How image recognition works

Images can be thought of as arrays of pixels. In most cases, each pixel can be viewed as a set of three numbers, corresponding to the pixel’s RGB values. So the first process of image recognition is to process all the image data into arrays containing the numeric RGB values for each pixel.

After processing the images, we feed the data arrays into a convolutional neural network. A convolutional neural network (CNN) is a type of neural network that works extremely well for image-related tasks. You’ll learn about the CNN architecture and different variations of CNNs in this course.

The CNN will apply various computations to the input image data, producing a probability (or set of probabilities for multiclass classification). The class with the highest probability is the class that the CNN categorizes the image into. For more on classification using neural networks, check out the Machine Learning for Software Engineers course.

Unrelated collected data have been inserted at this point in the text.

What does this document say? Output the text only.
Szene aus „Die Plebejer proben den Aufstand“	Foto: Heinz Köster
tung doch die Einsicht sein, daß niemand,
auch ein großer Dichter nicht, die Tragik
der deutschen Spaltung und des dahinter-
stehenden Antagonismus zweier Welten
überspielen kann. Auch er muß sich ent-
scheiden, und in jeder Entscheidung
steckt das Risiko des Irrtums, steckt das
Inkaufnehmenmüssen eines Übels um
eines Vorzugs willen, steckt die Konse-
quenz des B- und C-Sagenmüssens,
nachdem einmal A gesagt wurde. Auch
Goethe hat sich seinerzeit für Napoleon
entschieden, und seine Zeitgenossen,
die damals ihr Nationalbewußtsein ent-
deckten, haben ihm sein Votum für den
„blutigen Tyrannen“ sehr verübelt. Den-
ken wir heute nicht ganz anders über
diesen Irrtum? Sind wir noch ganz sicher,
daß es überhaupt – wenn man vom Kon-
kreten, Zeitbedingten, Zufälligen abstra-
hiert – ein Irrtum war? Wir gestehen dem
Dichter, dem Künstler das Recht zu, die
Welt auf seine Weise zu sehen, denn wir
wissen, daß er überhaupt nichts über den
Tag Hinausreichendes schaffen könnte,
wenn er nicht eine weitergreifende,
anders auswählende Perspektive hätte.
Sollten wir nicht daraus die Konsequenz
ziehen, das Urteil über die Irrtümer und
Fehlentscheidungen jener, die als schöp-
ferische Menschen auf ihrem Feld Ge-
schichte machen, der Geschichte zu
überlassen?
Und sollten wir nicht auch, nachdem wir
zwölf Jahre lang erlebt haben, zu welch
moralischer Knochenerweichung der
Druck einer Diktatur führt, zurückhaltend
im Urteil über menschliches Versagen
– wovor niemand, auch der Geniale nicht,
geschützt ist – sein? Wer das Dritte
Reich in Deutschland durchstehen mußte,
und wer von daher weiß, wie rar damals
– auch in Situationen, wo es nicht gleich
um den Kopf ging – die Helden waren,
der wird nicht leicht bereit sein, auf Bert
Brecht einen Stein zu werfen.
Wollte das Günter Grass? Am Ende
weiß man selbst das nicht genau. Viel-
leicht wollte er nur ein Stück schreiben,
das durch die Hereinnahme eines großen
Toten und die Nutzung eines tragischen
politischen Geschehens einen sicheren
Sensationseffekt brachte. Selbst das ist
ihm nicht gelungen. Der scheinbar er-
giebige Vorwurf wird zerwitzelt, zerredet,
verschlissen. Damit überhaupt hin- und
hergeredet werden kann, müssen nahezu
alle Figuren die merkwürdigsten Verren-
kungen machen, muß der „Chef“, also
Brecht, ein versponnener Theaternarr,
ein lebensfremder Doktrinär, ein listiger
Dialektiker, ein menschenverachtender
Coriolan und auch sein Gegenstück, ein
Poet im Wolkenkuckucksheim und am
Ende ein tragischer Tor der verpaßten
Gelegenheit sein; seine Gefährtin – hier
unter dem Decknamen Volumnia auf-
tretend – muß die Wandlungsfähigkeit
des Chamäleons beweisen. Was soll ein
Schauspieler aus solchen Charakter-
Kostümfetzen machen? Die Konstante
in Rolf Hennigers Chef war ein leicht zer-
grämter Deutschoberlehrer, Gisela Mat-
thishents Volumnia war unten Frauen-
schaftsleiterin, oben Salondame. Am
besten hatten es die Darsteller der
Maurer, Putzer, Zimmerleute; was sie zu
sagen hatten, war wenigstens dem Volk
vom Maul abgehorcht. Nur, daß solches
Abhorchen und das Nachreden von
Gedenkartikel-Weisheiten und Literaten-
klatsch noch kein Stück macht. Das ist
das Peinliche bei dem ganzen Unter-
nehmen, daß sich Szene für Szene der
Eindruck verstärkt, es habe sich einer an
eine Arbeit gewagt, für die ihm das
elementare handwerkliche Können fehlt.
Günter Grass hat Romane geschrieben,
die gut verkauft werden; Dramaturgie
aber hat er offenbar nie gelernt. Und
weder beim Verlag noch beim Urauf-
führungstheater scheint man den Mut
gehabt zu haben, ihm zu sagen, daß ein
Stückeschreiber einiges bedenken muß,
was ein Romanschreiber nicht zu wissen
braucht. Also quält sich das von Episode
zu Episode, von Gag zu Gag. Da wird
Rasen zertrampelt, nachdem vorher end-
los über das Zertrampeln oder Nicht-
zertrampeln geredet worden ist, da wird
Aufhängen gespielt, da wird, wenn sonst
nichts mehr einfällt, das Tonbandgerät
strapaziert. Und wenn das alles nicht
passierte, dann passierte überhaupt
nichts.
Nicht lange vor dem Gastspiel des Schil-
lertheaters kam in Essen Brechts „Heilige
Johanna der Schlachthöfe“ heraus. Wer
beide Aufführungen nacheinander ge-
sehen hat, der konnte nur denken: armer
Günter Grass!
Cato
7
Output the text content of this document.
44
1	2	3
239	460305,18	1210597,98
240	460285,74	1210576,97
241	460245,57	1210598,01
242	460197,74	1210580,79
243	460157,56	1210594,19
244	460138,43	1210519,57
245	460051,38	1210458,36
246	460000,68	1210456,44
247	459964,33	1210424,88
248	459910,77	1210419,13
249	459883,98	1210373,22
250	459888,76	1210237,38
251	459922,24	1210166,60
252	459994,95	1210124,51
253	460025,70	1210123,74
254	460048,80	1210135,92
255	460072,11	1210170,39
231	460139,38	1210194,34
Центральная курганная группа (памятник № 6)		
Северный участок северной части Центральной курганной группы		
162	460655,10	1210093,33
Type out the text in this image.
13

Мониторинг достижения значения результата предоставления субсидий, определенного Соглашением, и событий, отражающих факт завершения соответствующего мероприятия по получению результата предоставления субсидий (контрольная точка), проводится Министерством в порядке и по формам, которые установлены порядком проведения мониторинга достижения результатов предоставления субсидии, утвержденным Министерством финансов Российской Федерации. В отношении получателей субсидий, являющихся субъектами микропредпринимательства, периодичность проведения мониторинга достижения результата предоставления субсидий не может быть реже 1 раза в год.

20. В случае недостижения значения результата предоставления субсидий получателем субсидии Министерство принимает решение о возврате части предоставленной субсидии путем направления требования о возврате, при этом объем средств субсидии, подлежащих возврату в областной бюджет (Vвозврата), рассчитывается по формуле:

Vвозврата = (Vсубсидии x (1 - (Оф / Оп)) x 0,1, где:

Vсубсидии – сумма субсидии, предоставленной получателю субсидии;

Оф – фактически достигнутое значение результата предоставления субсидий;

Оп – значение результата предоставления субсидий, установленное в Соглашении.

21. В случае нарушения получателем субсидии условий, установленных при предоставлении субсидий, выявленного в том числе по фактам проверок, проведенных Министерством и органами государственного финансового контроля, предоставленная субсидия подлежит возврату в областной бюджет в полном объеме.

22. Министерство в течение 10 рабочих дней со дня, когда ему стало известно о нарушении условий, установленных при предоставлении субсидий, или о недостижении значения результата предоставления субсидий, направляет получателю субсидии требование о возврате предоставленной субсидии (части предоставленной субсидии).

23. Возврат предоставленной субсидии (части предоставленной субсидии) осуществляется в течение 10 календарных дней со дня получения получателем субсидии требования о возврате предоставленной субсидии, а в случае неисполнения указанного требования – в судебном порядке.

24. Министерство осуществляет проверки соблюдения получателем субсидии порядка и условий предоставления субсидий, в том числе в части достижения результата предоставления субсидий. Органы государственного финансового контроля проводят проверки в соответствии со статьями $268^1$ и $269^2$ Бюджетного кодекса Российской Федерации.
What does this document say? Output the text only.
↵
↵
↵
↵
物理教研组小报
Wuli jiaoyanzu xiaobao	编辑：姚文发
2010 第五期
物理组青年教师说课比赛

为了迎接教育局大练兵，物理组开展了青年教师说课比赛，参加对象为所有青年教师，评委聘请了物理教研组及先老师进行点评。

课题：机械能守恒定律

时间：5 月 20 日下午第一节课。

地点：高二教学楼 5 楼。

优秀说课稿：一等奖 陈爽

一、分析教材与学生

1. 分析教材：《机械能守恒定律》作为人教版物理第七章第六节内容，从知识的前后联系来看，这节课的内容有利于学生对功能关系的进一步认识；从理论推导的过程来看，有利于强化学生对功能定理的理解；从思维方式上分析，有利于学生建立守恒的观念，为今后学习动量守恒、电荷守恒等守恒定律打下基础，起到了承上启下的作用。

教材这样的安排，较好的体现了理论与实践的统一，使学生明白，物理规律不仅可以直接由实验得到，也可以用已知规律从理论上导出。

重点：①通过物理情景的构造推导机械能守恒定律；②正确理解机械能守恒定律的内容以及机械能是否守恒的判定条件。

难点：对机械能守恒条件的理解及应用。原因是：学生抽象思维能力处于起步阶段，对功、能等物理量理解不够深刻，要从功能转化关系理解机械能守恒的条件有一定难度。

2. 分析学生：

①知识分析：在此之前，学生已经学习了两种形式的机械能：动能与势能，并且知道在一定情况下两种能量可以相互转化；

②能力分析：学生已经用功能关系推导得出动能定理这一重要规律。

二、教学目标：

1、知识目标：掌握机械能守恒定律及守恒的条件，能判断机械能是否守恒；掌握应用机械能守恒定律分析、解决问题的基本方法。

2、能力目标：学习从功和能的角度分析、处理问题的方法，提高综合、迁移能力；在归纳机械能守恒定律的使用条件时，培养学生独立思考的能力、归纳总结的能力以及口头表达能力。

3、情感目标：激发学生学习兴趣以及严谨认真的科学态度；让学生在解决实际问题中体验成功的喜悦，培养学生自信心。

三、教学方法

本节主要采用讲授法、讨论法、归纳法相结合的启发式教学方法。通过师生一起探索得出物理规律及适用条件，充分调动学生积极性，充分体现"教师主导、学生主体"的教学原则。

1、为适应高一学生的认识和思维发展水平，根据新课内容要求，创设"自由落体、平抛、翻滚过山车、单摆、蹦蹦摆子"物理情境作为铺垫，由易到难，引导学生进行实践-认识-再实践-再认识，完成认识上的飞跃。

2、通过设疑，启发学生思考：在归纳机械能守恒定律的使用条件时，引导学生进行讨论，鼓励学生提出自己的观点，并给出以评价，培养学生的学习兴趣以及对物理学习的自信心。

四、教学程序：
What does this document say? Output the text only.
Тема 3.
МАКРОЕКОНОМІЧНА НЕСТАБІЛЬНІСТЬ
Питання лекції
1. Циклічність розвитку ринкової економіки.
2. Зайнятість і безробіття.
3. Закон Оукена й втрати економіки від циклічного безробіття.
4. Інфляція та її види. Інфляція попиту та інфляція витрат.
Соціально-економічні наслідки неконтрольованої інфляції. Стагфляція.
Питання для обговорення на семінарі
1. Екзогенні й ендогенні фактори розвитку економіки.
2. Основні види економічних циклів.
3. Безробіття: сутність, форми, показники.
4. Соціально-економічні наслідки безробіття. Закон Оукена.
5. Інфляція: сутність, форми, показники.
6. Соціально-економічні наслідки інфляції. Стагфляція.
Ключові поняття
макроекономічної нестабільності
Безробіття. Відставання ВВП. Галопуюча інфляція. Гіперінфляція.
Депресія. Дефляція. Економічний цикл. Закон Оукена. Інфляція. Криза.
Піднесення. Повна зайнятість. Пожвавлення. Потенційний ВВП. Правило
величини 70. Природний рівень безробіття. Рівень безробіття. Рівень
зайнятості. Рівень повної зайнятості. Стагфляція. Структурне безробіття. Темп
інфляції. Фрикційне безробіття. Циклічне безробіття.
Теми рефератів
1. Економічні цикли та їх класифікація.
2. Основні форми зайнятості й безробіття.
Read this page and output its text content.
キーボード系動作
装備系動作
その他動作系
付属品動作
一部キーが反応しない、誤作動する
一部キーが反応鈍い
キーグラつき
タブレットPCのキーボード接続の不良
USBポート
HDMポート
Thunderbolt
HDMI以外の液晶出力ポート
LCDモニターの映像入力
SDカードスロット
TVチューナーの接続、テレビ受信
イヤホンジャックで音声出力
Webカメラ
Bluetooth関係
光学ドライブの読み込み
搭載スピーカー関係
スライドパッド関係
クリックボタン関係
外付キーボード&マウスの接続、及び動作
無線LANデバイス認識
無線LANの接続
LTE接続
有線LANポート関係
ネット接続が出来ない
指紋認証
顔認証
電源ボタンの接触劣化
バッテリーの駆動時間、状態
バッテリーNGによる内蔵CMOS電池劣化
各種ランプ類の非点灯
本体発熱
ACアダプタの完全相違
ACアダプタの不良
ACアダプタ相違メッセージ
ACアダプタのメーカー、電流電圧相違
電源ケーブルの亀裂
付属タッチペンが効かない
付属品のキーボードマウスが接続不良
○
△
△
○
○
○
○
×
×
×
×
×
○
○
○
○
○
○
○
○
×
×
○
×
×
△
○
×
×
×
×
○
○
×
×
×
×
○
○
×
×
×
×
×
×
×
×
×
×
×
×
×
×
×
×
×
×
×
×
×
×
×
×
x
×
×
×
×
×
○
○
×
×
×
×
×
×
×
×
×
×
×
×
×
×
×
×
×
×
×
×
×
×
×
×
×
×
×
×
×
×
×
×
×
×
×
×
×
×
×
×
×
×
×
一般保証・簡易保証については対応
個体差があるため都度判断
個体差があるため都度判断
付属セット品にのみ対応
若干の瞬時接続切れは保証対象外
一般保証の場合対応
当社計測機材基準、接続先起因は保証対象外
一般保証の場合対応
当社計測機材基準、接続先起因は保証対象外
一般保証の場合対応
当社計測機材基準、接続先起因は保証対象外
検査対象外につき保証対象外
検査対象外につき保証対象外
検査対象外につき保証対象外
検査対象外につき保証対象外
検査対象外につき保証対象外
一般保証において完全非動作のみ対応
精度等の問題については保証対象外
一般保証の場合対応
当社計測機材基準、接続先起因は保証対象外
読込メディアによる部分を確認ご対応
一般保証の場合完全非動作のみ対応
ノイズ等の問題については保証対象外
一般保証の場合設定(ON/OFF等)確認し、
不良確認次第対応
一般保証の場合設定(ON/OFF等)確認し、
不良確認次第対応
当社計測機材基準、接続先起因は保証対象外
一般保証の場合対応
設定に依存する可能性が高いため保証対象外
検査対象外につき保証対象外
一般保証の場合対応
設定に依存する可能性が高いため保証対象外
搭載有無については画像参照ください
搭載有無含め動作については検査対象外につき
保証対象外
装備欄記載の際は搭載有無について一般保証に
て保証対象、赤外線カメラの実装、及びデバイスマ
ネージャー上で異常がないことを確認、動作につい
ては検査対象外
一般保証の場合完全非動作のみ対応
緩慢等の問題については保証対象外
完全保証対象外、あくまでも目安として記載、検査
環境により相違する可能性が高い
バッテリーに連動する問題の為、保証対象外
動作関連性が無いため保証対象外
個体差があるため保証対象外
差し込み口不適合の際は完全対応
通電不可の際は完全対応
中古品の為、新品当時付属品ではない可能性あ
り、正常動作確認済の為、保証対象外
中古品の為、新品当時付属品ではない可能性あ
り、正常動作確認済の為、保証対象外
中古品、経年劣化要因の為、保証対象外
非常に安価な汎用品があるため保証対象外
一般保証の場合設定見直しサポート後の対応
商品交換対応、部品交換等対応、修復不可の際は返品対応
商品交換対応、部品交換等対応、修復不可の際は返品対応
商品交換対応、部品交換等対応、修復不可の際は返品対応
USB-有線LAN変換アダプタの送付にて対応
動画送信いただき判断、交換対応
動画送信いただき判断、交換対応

C. What will this course provide

After taking this course, you’ll be able to process image data, train a CNN on the image data, and use the CNN to perform image recognition. Specifically, you will be able to:

  • Take raw images and process them into usable data for machine learning. This includes techniques such as image standardization, image resizing, and data augmentation.
  • Build a CNN from scratch and different variations of the CNN such as SqueezeNet and ResNet.
  • Use a CNN to perform different types of image recognition, from digit recognition to classifying the ImageNet dataset.